- XSEDE is more than supercomputers —it's a community.
- XSEDE16 conference is a meeting place to share best practices.
- UT Austin professor details Agile method for student development.
One of the best aspects of the XSEDE16 conference is hearing from the HPC community. The family of Extreme Science and Engineering Discovery Environment (XSEDE) users is diverse and brings a wealth of institutional knowledge to the annual gathering.
The knowledge exchange that occurs at the conference is not only of a technical nature, however. In addition to hands-on tutorials about how to jumpstart your Jupyter notebook, partition your Python Panda in a parallel processing portal, or view visualizations via Jetstream's virtual machines, XSEDE16 offered best practices for many other aspects pertinent to the professional development of members of the XSEDE community.
The Workforce Development and Diversity (WDD) track, for instance, showcased perspectives on how to expand the reach of XSEDE-powered computational science. WDD topics touch on means and methods to empower and incorporate underrepresented groups, and share new programs and activities that address challenges and changes in the STEM community.
This year's WDD track featured Ritu Arora of the Texas Advanced Computing Center (TACC). Arora shared her experience implementing the Agile methodology to improve the research experience for undergraduates.
“I am severely, madly, deeply interested in broadening participation of students from underrepresented groups in HPC and big data computing,” shares Arora.
To broaden her ability to reach undergrads, she began using the Agile method, an iterative and incremental technique for managing software and people development.
Previously Arora opted for the so-called ‘waterfall’ method of development. Proceeding in a step-by-step manner, falling down one rung at a time as might a waterfall, the waterfall method is a more traditional approach. This linear style moves sequence by sequence until a predetermined end point is reached. Progress is arrested until a preceding phase is completed and tested for workability.
Stymied by this cumbersome methodology, Arora cast around for a more efficient way to manage and motivate her students. As luck would have it, her husband manages software product development, and she sat in on one of his software development meetings – a ‘scrum.’ Impressed, she began testing the process on her students.
Think of Agile’s iterative approach “like a spiral,” says Arora. “You do some piece of work and get some feedback and see where you are and how far you are from the goal. Maybe you might want to go back to what you have developed and refine it, fix some bugs and come back.”
These spirals continue throughout the course and progress proceeds in ‘sprints’ with a focus of applying the student’s growing knowledge base to real-world problems.

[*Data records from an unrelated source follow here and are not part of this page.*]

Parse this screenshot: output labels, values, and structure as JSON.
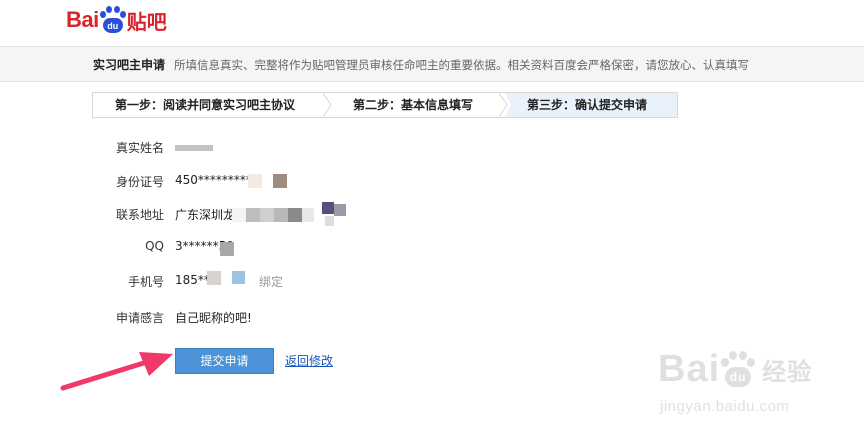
{
  "logo": {
    "text_latin": "Bai",
    "paw_text": "du",
    "text_cn": "贴吧"
  },
  "header": {
    "title": "实习吧主申请",
    "description": "所填信息真实、完整将作为贴吧管理员审核任命吧主的重要依据。相关资料百度会严格保密，请您放心、认真填写"
  },
  "steps": [
    {
      "label": "第一步：阅读并同意实习吧主协议",
      "active": false
    },
    {
      "label": "第二步：基本信息填写",
      "active": false
    },
    {
      "label": "第三步：确认提交申请",
      "active": true
    }
  ],
  "form": {
    "name": {
      "label": "真实姓名",
      "value": ""
    },
    "id_number": {
      "label": "身份证号",
      "value": "450**********"
    },
    "address": {
      "label": "联系地址",
      "value": "广东深圳龙"
    },
    "qq": {
      "label": "QQ",
      "value": "3******50"
    },
    "phone": {
      "label": "手机号",
      "value": "185**",
      "suffix": "绑定"
    },
    "statement": {
      "label": "申请感言",
      "value": "自己昵称的吧!"
    }
  },
  "actions": {
    "submit_label": "提交申请",
    "back_label": "返回修改"
  },
  "watermark": {
    "brand_latin_1": "Bai",
    "paw_text": "du",
    "brand_cn": "经验",
    "url": "jingyan.baidu.com"
  },
  "colors": {
    "brand_red": "#d9232d",
    "brand_blue": "#2b4fd8",
    "submit_blue": "#4d93d8",
    "arrow_pink": "#f0386b"
  }
}
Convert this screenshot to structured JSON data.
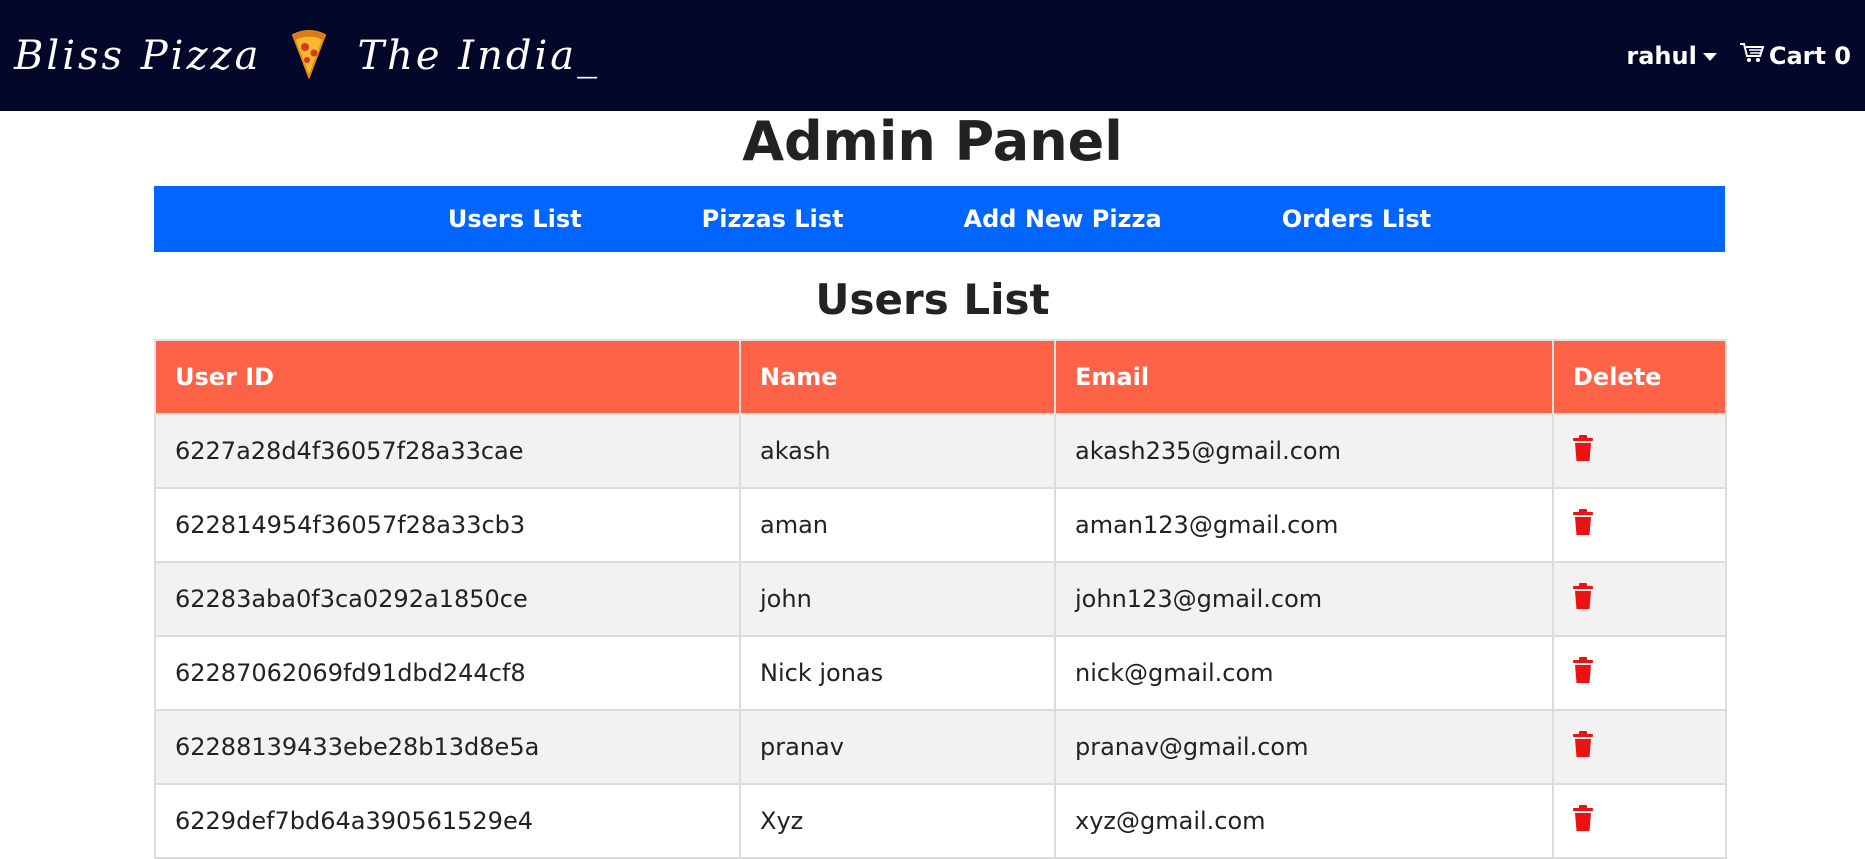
{
  "navbar": {
    "brand": "Bliss Pizza",
    "brand_icon": "pizza-slice-icon",
    "tagline": "The India_",
    "user": "rahul",
    "cart_label": "Cart 0",
    "background": "#03072a"
  },
  "page": {
    "title": "Admin Panel"
  },
  "admin_nav": {
    "background": "#0066ff",
    "items": [
      {
        "label": "Users List"
      },
      {
        "label": "Pizzas List"
      },
      {
        "label": "Add New Pizza"
      },
      {
        "label": "Orders List"
      }
    ]
  },
  "users_section": {
    "title": "Users List",
    "header_color": "#ff6347",
    "delete_icon_color": "#ee1111",
    "columns": [
      "User ID",
      "Name",
      "Email",
      "Delete"
    ],
    "rows": [
      {
        "id": "6227a28d4f36057f28a33cae",
        "name": "akash",
        "email": "akash235@gmail.com"
      },
      {
        "id": "622814954f36057f28a33cb3",
        "name": "aman",
        "email": "aman123@gmail.com"
      },
      {
        "id": "62283aba0f3ca0292a1850ce",
        "name": "john",
        "email": "john123@gmail.com"
      },
      {
        "id": "62287062069fd91dbd244cf8",
        "name": "Nick jonas",
        "email": "nick@gmail.com"
      },
      {
        "id": "62288139433ebe28b13d8e5a",
        "name": "pranav",
        "email": "pranav@gmail.com"
      },
      {
        "id": "6229def7bd64a390561529e4",
        "name": "Xyz",
        "email": "xyz@gmail.com"
      }
    ]
  }
}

Arora has used Agile for two years now. Most recently, she used the method to meet the learning and research goals of the students working with her as part of the NSF-funded Research Experience for Undergraduates (REU) and Science & Technology Affiliates for Research (STAR) internship programs.
In projects from the HPC, big data, and health informatics domains, students research how to adapt legacy applications for modern HPC platforms, and enable large-scale document analysis on supercomputing resources using mobile phones. The Agile process has helped these students to learn and produce results in a collaborative manner in a short timeframe.

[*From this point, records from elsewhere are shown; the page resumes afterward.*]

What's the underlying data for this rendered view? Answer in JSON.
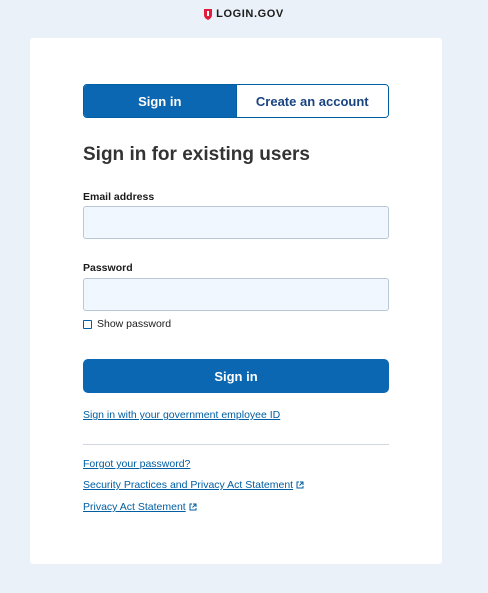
{
  "brand": {
    "name": "LOGIN.GOV",
    "accent": "#e21c3d"
  },
  "colors": {
    "primary": "#0b67b2",
    "link": "#005ea2",
    "background": "#eaf1f9"
  },
  "tabs": [
    {
      "label": "Sign in",
      "active": true
    },
    {
      "label": "Create an account",
      "active": false
    }
  ],
  "heading": "Sign in for existing users",
  "form": {
    "email_label": "Email address",
    "email_value": "",
    "password_label": "Password",
    "password_value": "",
    "show_password_label": "Show password",
    "show_password_checked": false,
    "submit_label": "Sign in"
  },
  "links": {
    "piv": "Sign in with your government employee ID",
    "forgot": "Forgot your password?",
    "security": "Security Practices and Privacy Act Statement",
    "privacy": "Privacy Act Statement"
  },
  "icons": {
    "brand": "shield-icon",
    "external": "external-link-icon"
  }
}
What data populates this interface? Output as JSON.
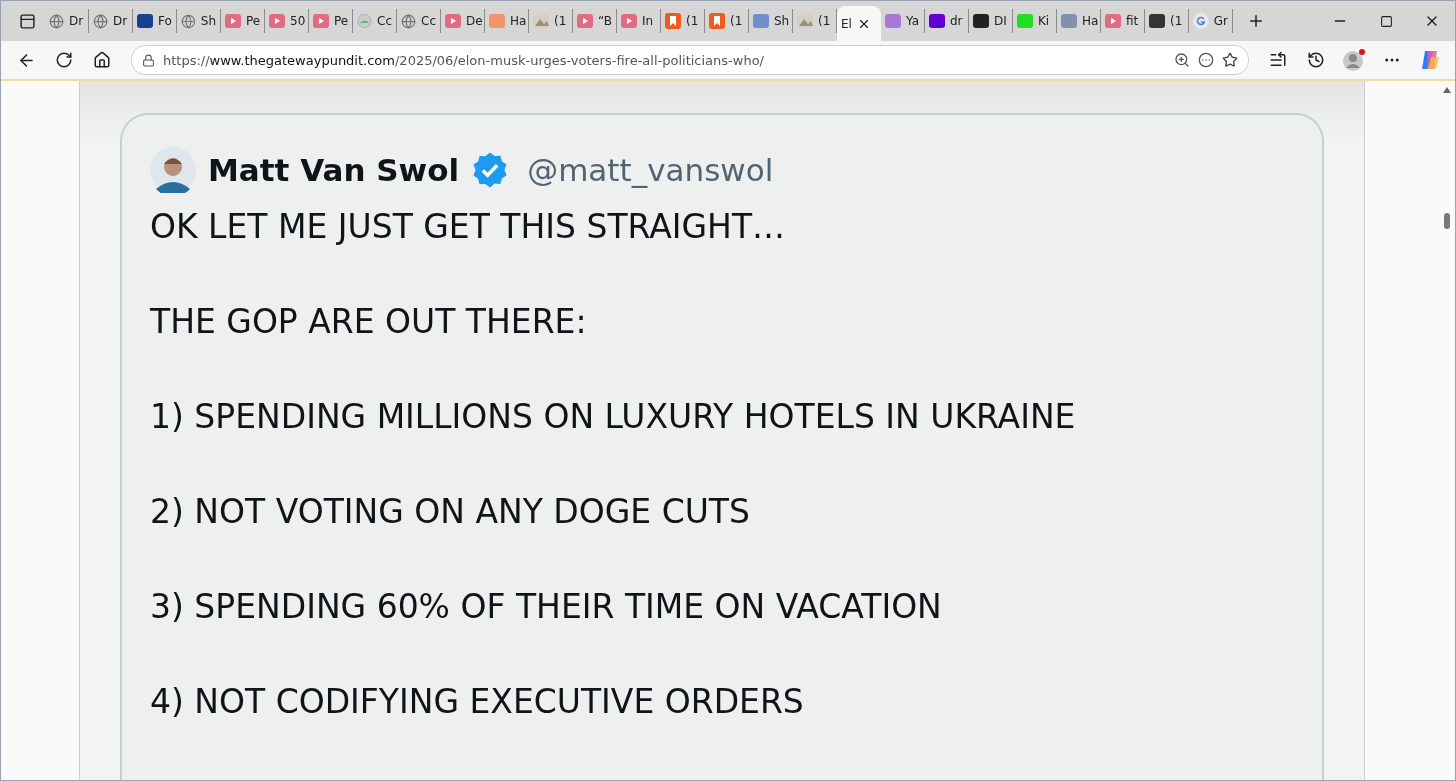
{
  "tabs": [
    {
      "label": "Dr",
      "kind": "globe",
      "selected": false
    },
    {
      "label": "Dr",
      "kind": "globe",
      "selected": false
    },
    {
      "label": "Fo",
      "kind": "logo",
      "color": "#1b3f8f",
      "selected": false
    },
    {
      "label": "Sh",
      "kind": "globe",
      "selected": false
    },
    {
      "label": "Pe",
      "kind": "video",
      "selected": false
    },
    {
      "label": "50",
      "kind": "video",
      "selected": false
    },
    {
      "label": "Pe",
      "kind": "video",
      "selected": false
    },
    {
      "label": "Cc",
      "kind": "seal",
      "selected": false
    },
    {
      "label": "Cc",
      "kind": "globe",
      "selected": false
    },
    {
      "label": "De",
      "kind": "video",
      "selected": false
    },
    {
      "label": "Ha",
      "kind": "logo",
      "color": "#f0946a",
      "selected": false
    },
    {
      "label": "(1",
      "kind": "photo",
      "selected": false
    },
    {
      "label": "“B",
      "kind": "video",
      "selected": false
    },
    {
      "label": "In",
      "kind": "video",
      "selected": false
    },
    {
      "label": "(1",
      "kind": "bookmark",
      "selected": false
    },
    {
      "label": "(1",
      "kind": "bookmark",
      "selected": false
    },
    {
      "label": "Sh",
      "kind": "logo",
      "color": "#6f8fc9",
      "selected": false
    },
    {
      "label": "(1",
      "kind": "photo",
      "selected": false
    },
    {
      "label": "El",
      "kind": "blank",
      "selected": true
    },
    {
      "label": "Ya",
      "kind": "logo",
      "color": "#a57ad6",
      "selected": false
    },
    {
      "label": "dr",
      "kind": "logo",
      "color": "#5f01d1",
      "selected": false
    },
    {
      "label": "DI",
      "kind": "logo",
      "color": "#222222",
      "selected": false
    },
    {
      "label": "Ki",
      "kind": "logo",
      "color": "#22dd22",
      "selected": false
    },
    {
      "label": "Ha",
      "kind": "logo",
      "color": "#8090a8",
      "selected": false
    },
    {
      "label": "fit",
      "kind": "video",
      "selected": false
    },
    {
      "label": "(1",
      "kind": "logo",
      "color": "#333333",
      "selected": false
    },
    {
      "label": "Gr",
      "kind": "google",
      "selected": false
    }
  ],
  "address_bar": {
    "url": "https://**www.thegatewaypundit.com**/2025/06/elon-musk-urges-voters-fire-all-politicians-who/"
  },
  "tweet": {
    "name": "Matt Van Swol",
    "verified": true,
    "handle": "@matt_vanswol",
    "lines": [
      "OK LET ME JUST GET THIS STRAIGHT…",
      "THE GOP ARE OUT THERE:",
      "1) SPENDING MILLIONS ON LUXURY HOTELS IN UKRAINE",
      "2) NOT VOTING ON ANY DOGE CUTS",
      "3) SPENDING 60% OF THEIR TIME ON VACATION",
      "4) NOT CODIFYING EXECUTIVE ORDERS"
    ]
  }
}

“I was overjoyed by the results,” she says. Schedule conflicts and a constant need to micro manage were features of her standard waterfall experience, but with the Agile method, she found that with simple meetings – one in the morning and another at the end of the day – within two minutes she knows where her students are and where they need help.
“It’s easy for me to track the progress of the students, their learning objectives, and the progress of the project.”
Expanding the ability of underrepresented groups to do computational science brings benefits to us all. This provides opportunities for those previously excluded to join the computational work force — and more minds at work means we can all benefit from the increase in computational analysis, as it will complement current skill sets already in the work force.
XSEDE is known for access to the high-performance computing environment, and touts itself as a single virtual system for sharing computing resources. It is easy to overlook the shared expertise and best practices, but as Arora’s example shows, there is more to a successful HPC community than big computers.